Politica Internazionale

A ottant’anni dalla liberazione di Auschwitz, un mondo con nuovi genocidi

Tra il 1940 e il 1945, ad Auschwitz-Birkenau, il più grande campo di sterminio della storia umana, morirono circa 1,1 milioni di persone. Le camere a gas e i crematori uccidevano fino a 5.000 persone al giorno. La maggioranza era ebrea, ma c’erano anche militanti di sinistra, prostitute, omosessuali, prigionieri di guerra di altri paesi, sinti e rom.

Questo campo di concentramento si trovava in Polonia, occupata dalla Germania nazista in quegli anni della Seconda Guerra Mondiale. I prigionieri furono trasportati in carri bestiame nei quali furono stipate fino a ottanta persone, provenienti dall’Italia, dalla Francia, dall’Ungheria, dal Baltico, dalla Germania e dalla Polonia. Finalmente, il 27 gennaio 1945, l’Armata Rossa liberò Auschwitz.
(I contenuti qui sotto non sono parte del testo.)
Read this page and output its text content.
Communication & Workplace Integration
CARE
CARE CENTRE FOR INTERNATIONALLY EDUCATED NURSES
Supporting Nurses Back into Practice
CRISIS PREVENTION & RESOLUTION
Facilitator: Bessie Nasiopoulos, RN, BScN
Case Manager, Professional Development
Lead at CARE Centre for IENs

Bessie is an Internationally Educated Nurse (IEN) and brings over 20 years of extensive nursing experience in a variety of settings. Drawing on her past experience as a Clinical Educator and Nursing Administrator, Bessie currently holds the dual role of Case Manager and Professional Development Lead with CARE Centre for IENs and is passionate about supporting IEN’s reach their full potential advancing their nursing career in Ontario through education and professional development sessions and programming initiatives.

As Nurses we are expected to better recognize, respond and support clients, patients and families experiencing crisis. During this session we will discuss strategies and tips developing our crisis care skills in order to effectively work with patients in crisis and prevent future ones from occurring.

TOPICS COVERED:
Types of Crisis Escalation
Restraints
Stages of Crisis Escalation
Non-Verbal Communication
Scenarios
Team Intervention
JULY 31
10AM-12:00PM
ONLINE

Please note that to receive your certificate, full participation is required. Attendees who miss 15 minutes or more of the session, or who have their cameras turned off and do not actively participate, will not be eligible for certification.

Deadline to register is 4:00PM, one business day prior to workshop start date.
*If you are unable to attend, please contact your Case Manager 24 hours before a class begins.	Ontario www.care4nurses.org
Ottant’anni dopo verrà celebrato un atto in ricordo delle vittime del genocidio perpetrato dai nazisti. Benjamin Netanyahu, ebreo di famiglia polacca e primo ministro israeliano, è stato invitato a partecipare. Forse non può o non vuole andare perché è responsabile di un nuovo genocidio oggi a Gaza. Anche la Corte penale internazionale – con sede all’Aia – ha mandati di arresto contro di lui. La Polonia, essendo membro della Corte, sarebbe legalmente obbligata a trattenerlo. Anche se il suo governo ha chiarito che non lo farà. Ciò che è rilevante è che, per la prima volta, la partecipazione di Israele a questo evento è stata messa in discussione.